Lost In Lona (CH) - Tour 2026
Since the Lost in Lona debut "Scared Like A Mother and Her Gun" (2024), a lot has changed. Not loudly, but fundamentally. Lidia Beck and Konstantin Aebli, the duo from Basel and Zurich, have sharpened their sound, exposed themselves, and found the courage to look where it really hurts.
Even the first song, the title track of the album "The Killer," poses the uncomfortable question: How much pressure can a young person actually endure? In a world full of self-optimization, there is no space for lightness. Only the quiet realization: I waste my life most of the time.
The album tells of overwhelm, of old conversations that linger (Emily), of expectations that weigh like concrete on the chest (Disappointing Each Other).
It speaks of desire that slowly dissolves when recognition is absent (Looking For) and of decisions that never really feel right. "The Wrong Cards" tells of how much we sometimes call for security, while inwardly we want to escape long ago. In "Mathilda," Lidia Beck sings of her alter ego, an inner friend torn between two worlds. "Hold On" looks deeper: at family patterns that stretch across generations. "My mother’s mum – she was the one to fear her daughter’s growth."

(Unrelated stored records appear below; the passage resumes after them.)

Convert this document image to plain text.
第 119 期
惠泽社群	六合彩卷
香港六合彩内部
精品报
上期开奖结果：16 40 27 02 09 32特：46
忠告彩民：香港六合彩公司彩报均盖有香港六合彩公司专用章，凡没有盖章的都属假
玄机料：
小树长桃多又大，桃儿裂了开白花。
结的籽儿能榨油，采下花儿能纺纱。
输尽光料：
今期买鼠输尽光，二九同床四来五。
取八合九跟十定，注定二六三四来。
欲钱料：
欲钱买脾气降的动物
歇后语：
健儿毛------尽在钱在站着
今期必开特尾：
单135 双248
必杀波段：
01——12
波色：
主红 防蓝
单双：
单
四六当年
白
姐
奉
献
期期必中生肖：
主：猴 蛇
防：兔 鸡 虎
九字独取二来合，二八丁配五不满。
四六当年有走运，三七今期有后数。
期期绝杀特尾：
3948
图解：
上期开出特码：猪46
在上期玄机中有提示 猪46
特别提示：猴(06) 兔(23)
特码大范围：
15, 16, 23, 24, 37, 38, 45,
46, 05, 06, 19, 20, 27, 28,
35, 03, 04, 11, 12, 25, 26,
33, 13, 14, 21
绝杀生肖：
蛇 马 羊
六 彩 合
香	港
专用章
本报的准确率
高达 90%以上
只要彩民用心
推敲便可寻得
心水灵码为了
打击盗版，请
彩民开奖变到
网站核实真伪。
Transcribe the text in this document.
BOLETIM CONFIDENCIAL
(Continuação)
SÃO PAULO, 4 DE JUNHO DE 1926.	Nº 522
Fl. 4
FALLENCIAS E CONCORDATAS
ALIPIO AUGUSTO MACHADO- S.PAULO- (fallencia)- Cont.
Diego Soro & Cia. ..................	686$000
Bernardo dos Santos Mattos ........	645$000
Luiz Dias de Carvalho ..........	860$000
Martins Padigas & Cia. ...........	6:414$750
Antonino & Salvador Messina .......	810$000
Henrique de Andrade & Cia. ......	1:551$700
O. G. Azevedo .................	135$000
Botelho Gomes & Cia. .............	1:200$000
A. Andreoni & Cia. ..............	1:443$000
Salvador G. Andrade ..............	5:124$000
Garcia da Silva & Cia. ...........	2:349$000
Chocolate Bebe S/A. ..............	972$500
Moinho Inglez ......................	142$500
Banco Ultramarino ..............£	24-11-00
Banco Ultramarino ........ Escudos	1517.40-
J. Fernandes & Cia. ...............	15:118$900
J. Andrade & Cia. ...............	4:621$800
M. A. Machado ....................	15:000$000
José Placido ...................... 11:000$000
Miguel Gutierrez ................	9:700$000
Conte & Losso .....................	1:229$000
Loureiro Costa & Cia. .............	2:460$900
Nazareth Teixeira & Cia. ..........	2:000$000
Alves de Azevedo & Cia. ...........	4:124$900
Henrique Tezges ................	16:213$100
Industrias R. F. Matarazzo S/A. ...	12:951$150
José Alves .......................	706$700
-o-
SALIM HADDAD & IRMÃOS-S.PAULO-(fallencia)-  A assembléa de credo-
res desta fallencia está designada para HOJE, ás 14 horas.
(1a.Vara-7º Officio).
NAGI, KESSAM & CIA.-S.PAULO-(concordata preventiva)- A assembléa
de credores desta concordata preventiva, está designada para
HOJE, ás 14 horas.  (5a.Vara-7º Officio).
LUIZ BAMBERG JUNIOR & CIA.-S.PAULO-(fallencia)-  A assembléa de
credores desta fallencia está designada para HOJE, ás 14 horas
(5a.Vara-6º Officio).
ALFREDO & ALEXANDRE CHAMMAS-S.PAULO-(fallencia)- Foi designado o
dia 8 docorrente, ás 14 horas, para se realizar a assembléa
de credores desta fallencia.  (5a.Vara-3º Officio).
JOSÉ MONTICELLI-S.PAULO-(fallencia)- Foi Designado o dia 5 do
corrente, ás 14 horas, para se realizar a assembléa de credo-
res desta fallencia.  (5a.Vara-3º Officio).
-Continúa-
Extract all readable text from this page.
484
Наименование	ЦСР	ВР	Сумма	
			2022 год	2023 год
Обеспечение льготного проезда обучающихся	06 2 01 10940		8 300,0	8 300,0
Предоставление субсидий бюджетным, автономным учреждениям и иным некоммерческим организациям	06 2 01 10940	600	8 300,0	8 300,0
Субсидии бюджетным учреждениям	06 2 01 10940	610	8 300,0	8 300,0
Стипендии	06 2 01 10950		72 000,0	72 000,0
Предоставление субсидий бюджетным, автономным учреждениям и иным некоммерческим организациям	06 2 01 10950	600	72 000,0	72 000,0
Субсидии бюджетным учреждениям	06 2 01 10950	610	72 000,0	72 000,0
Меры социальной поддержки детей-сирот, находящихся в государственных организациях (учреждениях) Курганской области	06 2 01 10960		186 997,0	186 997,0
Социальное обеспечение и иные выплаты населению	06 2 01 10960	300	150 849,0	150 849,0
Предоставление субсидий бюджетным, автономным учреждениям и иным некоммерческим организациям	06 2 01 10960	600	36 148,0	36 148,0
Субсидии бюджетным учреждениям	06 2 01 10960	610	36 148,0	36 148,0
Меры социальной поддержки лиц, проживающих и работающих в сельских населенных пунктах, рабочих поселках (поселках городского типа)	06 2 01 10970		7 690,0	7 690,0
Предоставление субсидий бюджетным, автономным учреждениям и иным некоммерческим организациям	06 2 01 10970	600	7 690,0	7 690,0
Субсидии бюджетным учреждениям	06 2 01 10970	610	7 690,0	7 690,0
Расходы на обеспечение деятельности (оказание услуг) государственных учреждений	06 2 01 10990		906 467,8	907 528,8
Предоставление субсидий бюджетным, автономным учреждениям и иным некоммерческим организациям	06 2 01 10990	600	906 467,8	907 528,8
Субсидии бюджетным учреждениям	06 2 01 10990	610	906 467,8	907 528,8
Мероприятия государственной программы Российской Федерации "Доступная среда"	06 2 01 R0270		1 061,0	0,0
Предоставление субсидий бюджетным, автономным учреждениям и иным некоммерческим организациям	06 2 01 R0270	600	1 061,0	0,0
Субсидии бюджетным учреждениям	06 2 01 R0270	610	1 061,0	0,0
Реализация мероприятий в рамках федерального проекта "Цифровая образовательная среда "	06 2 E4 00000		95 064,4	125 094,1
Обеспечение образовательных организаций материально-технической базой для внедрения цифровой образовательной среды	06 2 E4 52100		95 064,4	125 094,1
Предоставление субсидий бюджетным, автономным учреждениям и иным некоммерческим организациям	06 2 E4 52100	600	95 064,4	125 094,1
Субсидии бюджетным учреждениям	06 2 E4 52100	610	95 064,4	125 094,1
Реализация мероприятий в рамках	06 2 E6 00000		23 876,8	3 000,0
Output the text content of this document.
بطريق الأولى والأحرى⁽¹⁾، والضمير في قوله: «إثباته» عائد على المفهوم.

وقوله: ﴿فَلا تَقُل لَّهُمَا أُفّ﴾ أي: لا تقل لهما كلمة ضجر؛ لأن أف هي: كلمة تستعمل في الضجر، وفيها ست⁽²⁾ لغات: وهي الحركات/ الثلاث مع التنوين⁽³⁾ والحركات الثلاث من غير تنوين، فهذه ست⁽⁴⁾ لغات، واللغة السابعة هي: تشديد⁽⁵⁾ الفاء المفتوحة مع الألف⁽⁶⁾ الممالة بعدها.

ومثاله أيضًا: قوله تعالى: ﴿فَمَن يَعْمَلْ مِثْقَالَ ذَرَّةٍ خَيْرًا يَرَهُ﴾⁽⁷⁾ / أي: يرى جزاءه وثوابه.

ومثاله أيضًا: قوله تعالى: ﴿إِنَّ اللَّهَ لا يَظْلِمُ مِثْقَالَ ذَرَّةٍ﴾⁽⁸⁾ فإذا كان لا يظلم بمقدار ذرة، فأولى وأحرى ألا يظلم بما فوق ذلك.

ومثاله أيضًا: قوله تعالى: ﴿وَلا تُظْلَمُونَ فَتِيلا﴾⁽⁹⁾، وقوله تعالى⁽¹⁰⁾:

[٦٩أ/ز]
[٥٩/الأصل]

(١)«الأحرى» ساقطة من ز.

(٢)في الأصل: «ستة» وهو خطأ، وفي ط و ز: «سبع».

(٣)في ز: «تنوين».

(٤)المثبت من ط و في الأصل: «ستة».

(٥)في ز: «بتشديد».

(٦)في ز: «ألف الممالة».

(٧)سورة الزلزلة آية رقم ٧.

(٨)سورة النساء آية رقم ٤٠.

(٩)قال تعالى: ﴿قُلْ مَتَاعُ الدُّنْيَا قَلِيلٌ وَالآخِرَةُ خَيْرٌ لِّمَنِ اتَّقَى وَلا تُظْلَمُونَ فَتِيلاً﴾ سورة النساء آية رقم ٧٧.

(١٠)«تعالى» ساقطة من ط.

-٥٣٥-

And then there's "The Movies," a last song like a deep breath at the end. A quiet finale that leaves everything open. Let’s go to the movies and guess all the endings, and if they’re not soothing, I’m the only one attending. Despite all this heaviness, there is something comforting in these songs. Because they articulate what many think and rarely anyone says out loud. Because they create closeness where silence normally exists and because they show how much beauty lies in honesty.
"The Killer" is not a concept album, yet all the threads are interconnected. It's about being young in a world full of expectations. About self-criticism, about closeness, about fear, about new beginnings. With The Killer, Lost in Lona are closer to themselves than ever before.
Doors open at 7 PM, standing room only.